La rivalsa de Il cacciatore di nazisti
di Chiara Narciso
Una serie di scatole poste l’una sopra l’altra, in pile che ordinatamente riempiono e abbracciano lo spazio di ciò che appare come un semplice ufficio. E poi, ancora due scrivanie e qualche sedia: questi gli oggetti posizionati sul palco de Il cacciatore di nazisti, in scena al Teatro Franco Parenti dal 18 al 22 Gennaio. Sullo sfondo sono attaccate in modo sparso una serie di fotografie che rappresentano occhi di ogni tipo. Solo più tardi si scoprirà che sono il simbolo di uno degli studi sulla perfezione della specie attuato all’interno dei campi di concentramento sotto il regime nazista.
Ad interpretare il ruolo de Il cacciatore di nazisti è Remo Girone, unico attore in scena e simbolo della resistenza ebraica. Lo spettacolo dà voce alla storia di Simon Wiesenthal immaginandolo, nel testo e nella regia curati da Giorgio Gallione, al suo ultimo giorno di lavoro nel Centro di documentazione ebraica. Il protagonista, sopravvissuto alla prigionia in ben cinque lager, dedica la sua vita intera alla ricerca della giustizia per le vittime dell’Olocausto. A spingerlo nel proseguire questa impresa, dopo aver fondato il Centro a Vienna, è la consapevolezza di poter evitare il ripetersi di tragedie simili grazie alla propria esperienza. Per questo motivo, durante lo spettacolo, indugia pensando ai sopravvissuti, che prima o poi non ci saranno più, e a come queste atrocità possano tornare alla memoria dei contemporanei. «Non dimenticate mai, mi fido di voi!», questo il messaggio che Wiesenthal conserva da anni nella sua giacca, una richiesta recuperata all’interno di uno dei testi sacri sequestrati nei lager.
Il racconto struggente di uno degli eventi mondiali più traumatici del Novecento avviene tramite il personaggio interpretato da Girone. Memorie, letture e scorci di vita di alcune delle vittime vengono condivise con una delicatezza estrema. Daniele “Nessuno”, Sara, Anna Frank si materializzano di fronte allo spettatore che immagina il doloroso calvario vissuto da ognuno di loro. In opposizione a questi momenti, si trova un Wiesenthal impaziente e rabbioso nel rivelare le atrocità perpetrate dai carnefici. Quelli che divennero suoi nemici e lo spinsero a ricercare ogni informazione possibile pur di condannarli definitivamente a una pena che non sarebbe mai stata abbastanza dura.

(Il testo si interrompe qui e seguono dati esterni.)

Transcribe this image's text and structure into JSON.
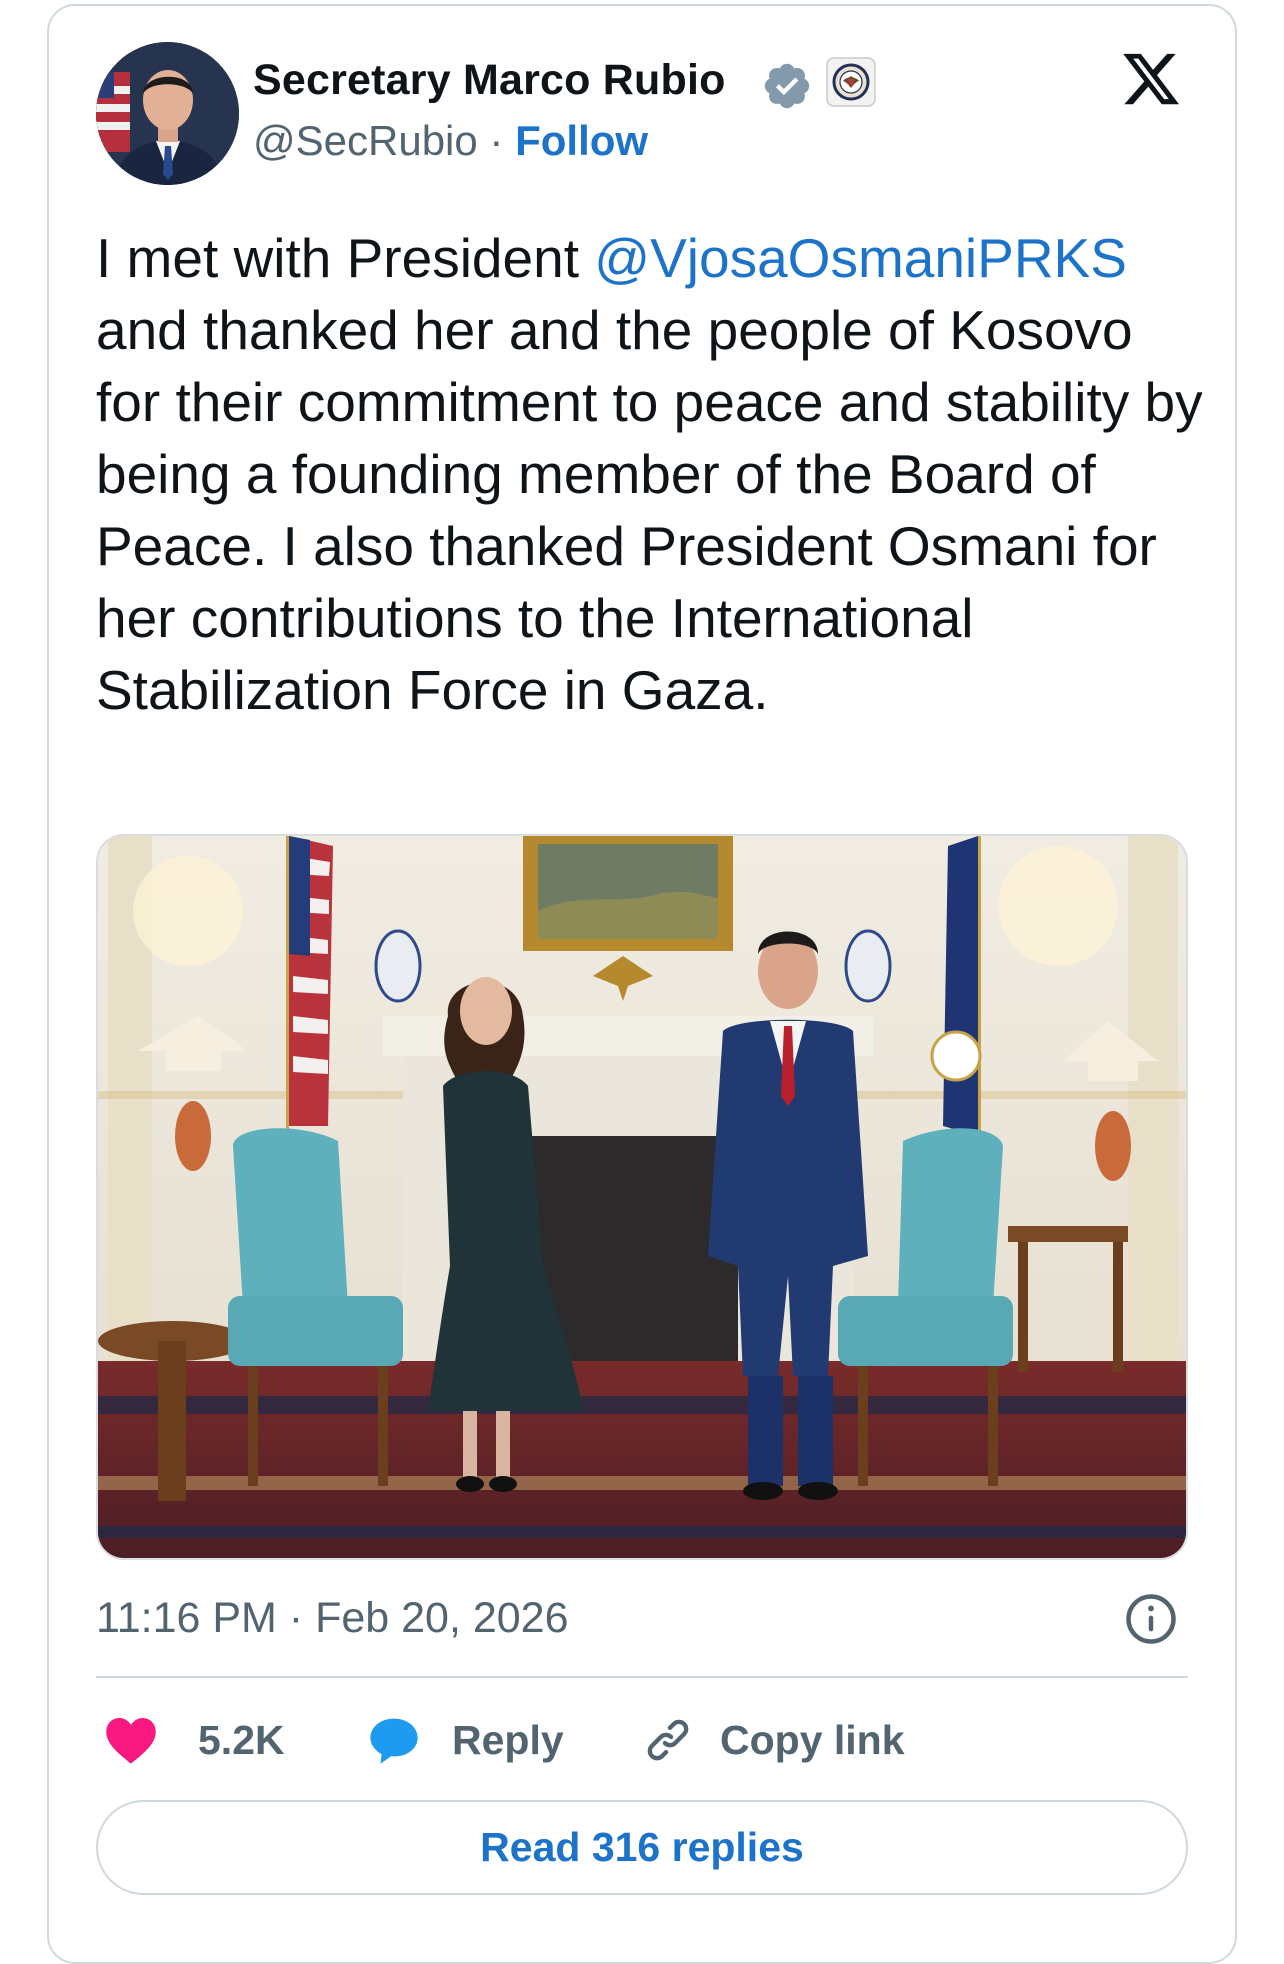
{
  "author": {
    "display_name": "Secretary Marco Rubio",
    "handle": "@SecRubio",
    "separator": "·",
    "follow_label": "Follow"
  },
  "tweet": {
    "text_before": "I met with President ",
    "mention": "@VjosaOsmaniPRKS",
    "text_after": " and thanked her and the people of Kosovo for their commitment to peace and stability by being a founding member of the Board of Peace. I also thanked President Osmani for her contributions to the International Stabilization Force in Gaza.",
    "timestamp": "11:16 PM · Feb 20, 2026"
  },
  "actions": {
    "like_count": "5.2K",
    "reply_label": "Reply",
    "copy_link_label": "Copy link"
  },
  "footer": {
    "read_replies_label": "Read 316 replies"
  },
  "colors": {
    "link_blue": "#1d73c9",
    "verified_gray": "#829aab",
    "heart_pink": "#f91880",
    "reply_blue": "#1d9bf0",
    "chair_teal": "#5fb0bd"
  },
  "icons": [
    "verified-badge-icon",
    "state-dept-seal-icon",
    "x-logo-icon",
    "info-icon",
    "heart-icon",
    "reply-bubble-icon",
    "link-icon"
  ]
}
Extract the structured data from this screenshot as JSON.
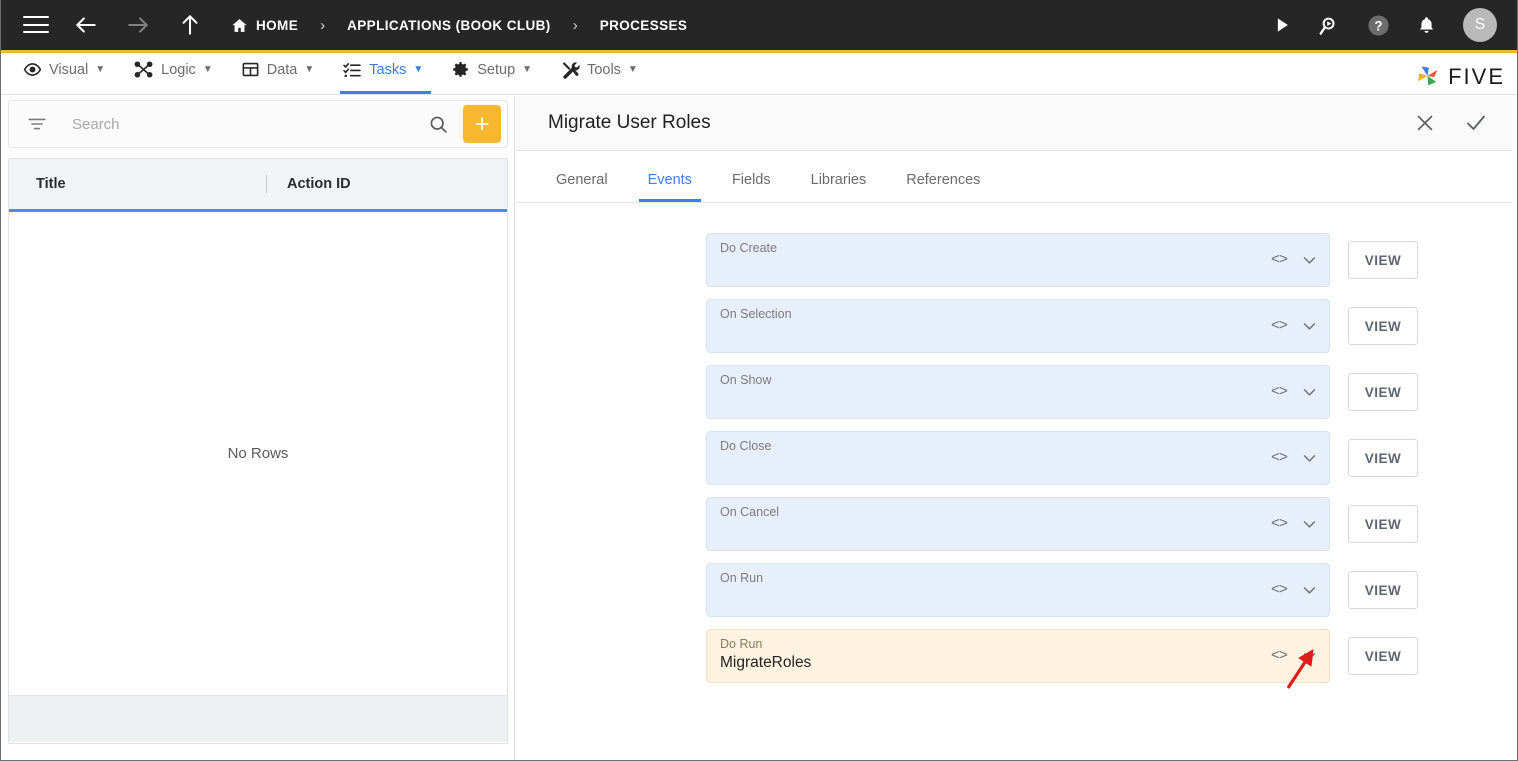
{
  "topbar": {
    "menu_icon": "hamburger-icon",
    "back_icon": "arrow-left-icon",
    "forward_icon": "arrow-right-icon",
    "up_icon": "arrow-up-icon",
    "breadcrumbs": [
      {
        "label": "HOME",
        "icon": "home-icon"
      },
      {
        "label": "APPLICATIONS (BOOK CLUB)",
        "icon": ""
      },
      {
        "label": "PROCESSES",
        "icon": ""
      }
    ],
    "separator": "›",
    "actions": [
      {
        "name": "run-icon",
        "label": ""
      },
      {
        "name": "search-chat-icon",
        "label": ""
      },
      {
        "name": "help-icon",
        "label": ""
      },
      {
        "name": "notifications-bell-icon",
        "label": ""
      }
    ],
    "avatar_initial": "S",
    "bar_color": "#262626",
    "accent_color": "#f3b828"
  },
  "menubar": {
    "items": [
      {
        "label": "Visual",
        "icon": "eye-icon",
        "caret": "▼",
        "active": false
      },
      {
        "label": "Logic",
        "icon": "nodes-icon",
        "caret": "▼",
        "active": false
      },
      {
        "label": "Data",
        "icon": "table-icon",
        "caret": "▼",
        "active": false
      },
      {
        "label": "Tasks",
        "icon": "checklist-icon",
        "caret": "▼",
        "active": true
      },
      {
        "label": "Setup",
        "icon": "gear-icon",
        "caret": "▼",
        "active": false
      },
      {
        "label": "Tools",
        "icon": "tools-icon",
        "caret": "▼",
        "active": false
      }
    ],
    "brand": "FIVE",
    "active_color": "#3b82e8"
  },
  "sidebar": {
    "filter_icon": "filter-icon",
    "search_placeholder": "Search",
    "search_value": "",
    "search_icon": "search-icon",
    "add_button_label": "+",
    "add_button_color": "#f7b731",
    "grid": {
      "columns": [
        "Title",
        "Action ID"
      ],
      "rows": [],
      "empty_message": "No Rows",
      "header_underline_color": "#4a90d9"
    }
  },
  "panel": {
    "title": "Migrate User Roles",
    "close_icon": "close-icon",
    "confirm_icon": "check-icon",
    "tabs": [
      {
        "label": "General",
        "active": false
      },
      {
        "label": "Events",
        "active": true
      },
      {
        "label": "Fields",
        "active": false
      },
      {
        "label": "Libraries",
        "active": false
      },
      {
        "label": "References",
        "active": false
      }
    ],
    "view_button_label": "VIEW",
    "code_icon": "code-icon",
    "chevron_icon": "chevron-down-icon",
    "events": [
      {
        "label": "Do Create",
        "value": "",
        "highlight": false
      },
      {
        "label": "On Selection",
        "value": "",
        "highlight": false
      },
      {
        "label": "On Show",
        "value": "",
        "highlight": false
      },
      {
        "label": "Do Close",
        "value": "",
        "highlight": false
      },
      {
        "label": "On Cancel",
        "value": "",
        "highlight": false
      },
      {
        "label": "On Run",
        "value": "",
        "highlight": false
      },
      {
        "label": "Do Run",
        "value": "MigrateRoles",
        "highlight": true
      }
    ]
  },
  "annotation": {
    "arrow_color": "#e01b1b",
    "points_at": "chevron-down-icon of Do Run event"
  }
}
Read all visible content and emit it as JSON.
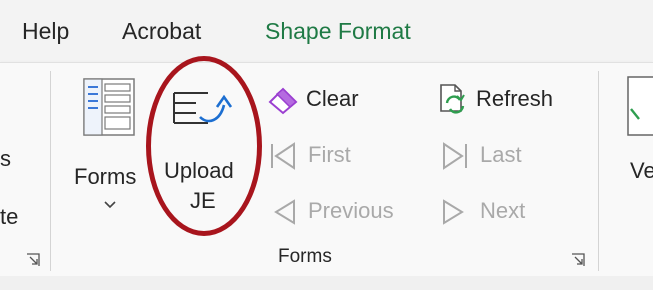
{
  "menu": {
    "tabs": [
      {
        "label": "Help"
      },
      {
        "label": "Acrobat"
      },
      {
        "label": "Shape Format",
        "active": true
      }
    ]
  },
  "ribbon": {
    "left_partial": {
      "top": "s",
      "bottom": "te"
    },
    "forms_group": {
      "label": "Forms",
      "forms_button": {
        "label": "Forms",
        "icon": "form-icon",
        "dropdown_icon": "chevron-down-icon"
      },
      "upload_button": {
        "line1": "Upload",
        "line2": "JE",
        "icon": "upload-icon"
      },
      "clear_button": {
        "label": "Clear",
        "icon": "eraser-icon"
      },
      "first_button": {
        "label": "First",
        "icon": "first-arrow-icon",
        "disabled": true
      },
      "previous_button": {
        "label": "Previous",
        "icon": "previous-arrow-icon",
        "disabled": true
      },
      "refresh_button": {
        "label": "Refresh",
        "icon": "refresh-icon"
      },
      "last_button": {
        "label": "Last",
        "icon": "last-arrow-icon",
        "disabled": true
      },
      "next_button": {
        "label": "Next",
        "icon": "next-arrow-icon",
        "disabled": true
      }
    },
    "right_partial": {
      "label": "Ve"
    }
  },
  "colors": {
    "accent_green": "#1f7a45",
    "highlight_red": "#a8151d",
    "eraser_purple": "#9b3fd1",
    "upload_blue": "#1d6fd1",
    "disabled_gray": "#a9a9a9"
  }
}
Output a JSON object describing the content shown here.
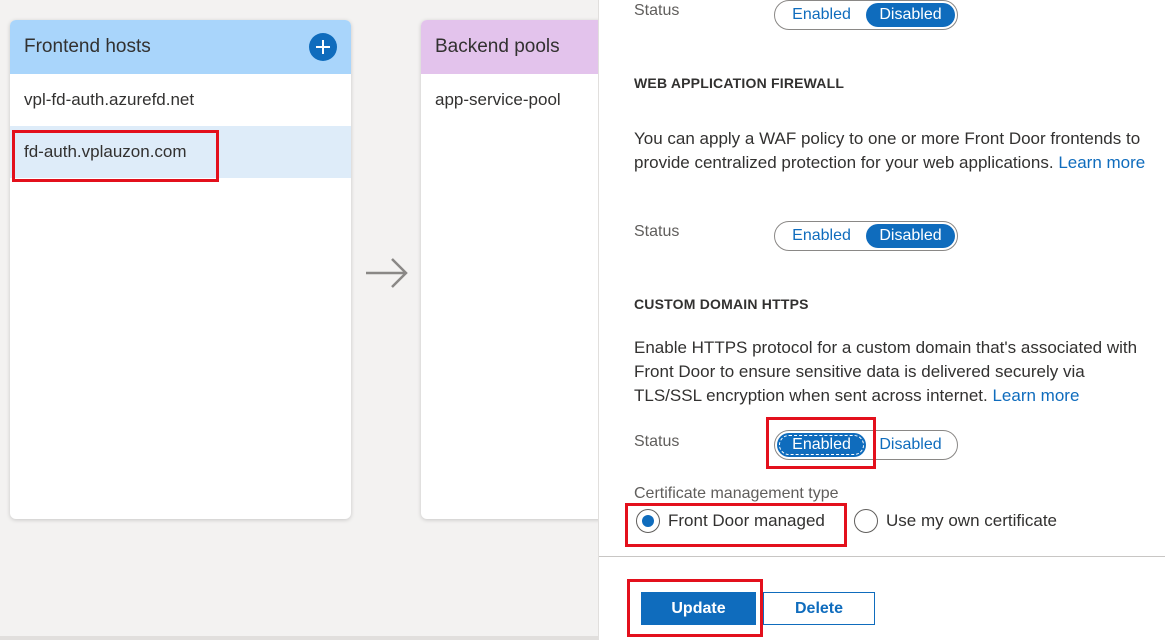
{
  "canvas": {
    "frontend": {
      "title": "Frontend hosts",
      "items": [
        "vpl-fd-auth.azurefd.net",
        "fd-auth.vplauzon.com"
      ],
      "selected_index": 1
    },
    "backend": {
      "title": "Backend pools",
      "items": [
        "app-service-pool"
      ]
    }
  },
  "panel": {
    "top_status": {
      "label": "Status",
      "enabled": "Enabled",
      "disabled": "Disabled",
      "value": "Disabled"
    },
    "waf": {
      "title": "WEB APPLICATION FIREWALL",
      "description": "You can apply a WAF policy to one or more Front Door frontends to provide centralized protection for your web applications.",
      "link": "Learn more",
      "status_label": "Status",
      "enabled": "Enabled",
      "disabled": "Disabled",
      "value": "Disabled"
    },
    "https": {
      "title": "CUSTOM DOMAIN HTTPS",
      "description": "Enable HTTPS protocol for a custom domain that's associated with Front Door to ensure sensitive data is delivered securely via TLS/SSL encryption when sent across internet.",
      "link": "Learn more",
      "status_label": "Status",
      "enabled": "Enabled",
      "disabled": "Disabled",
      "value": "Enabled"
    },
    "certificate": {
      "label": "Certificate management type",
      "options": [
        "Front Door managed",
        "Use my own certificate"
      ],
      "selected": "Front Door managed"
    },
    "footer": {
      "update": "Update",
      "delete": "Delete"
    }
  },
  "colors": {
    "accent": "#0f6cbd",
    "highlight": "#e3101c",
    "frontend_header": "#a9d5fb",
    "backend_header": "#e3c3ec"
  }
}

La conclusione ha un sapore amaro per il protagonista che, nonostante la sua attività durata ben 58 anni, constata di aver contribuito a scovare solo il 5% dei collaboratori del regime. Il terrore di chi è stato un numero e ha vissuto l’Olocausto rimane l’oblio. La possibilità che in futuro, per dimenticanza, qualcosa di simile possa ripetersi.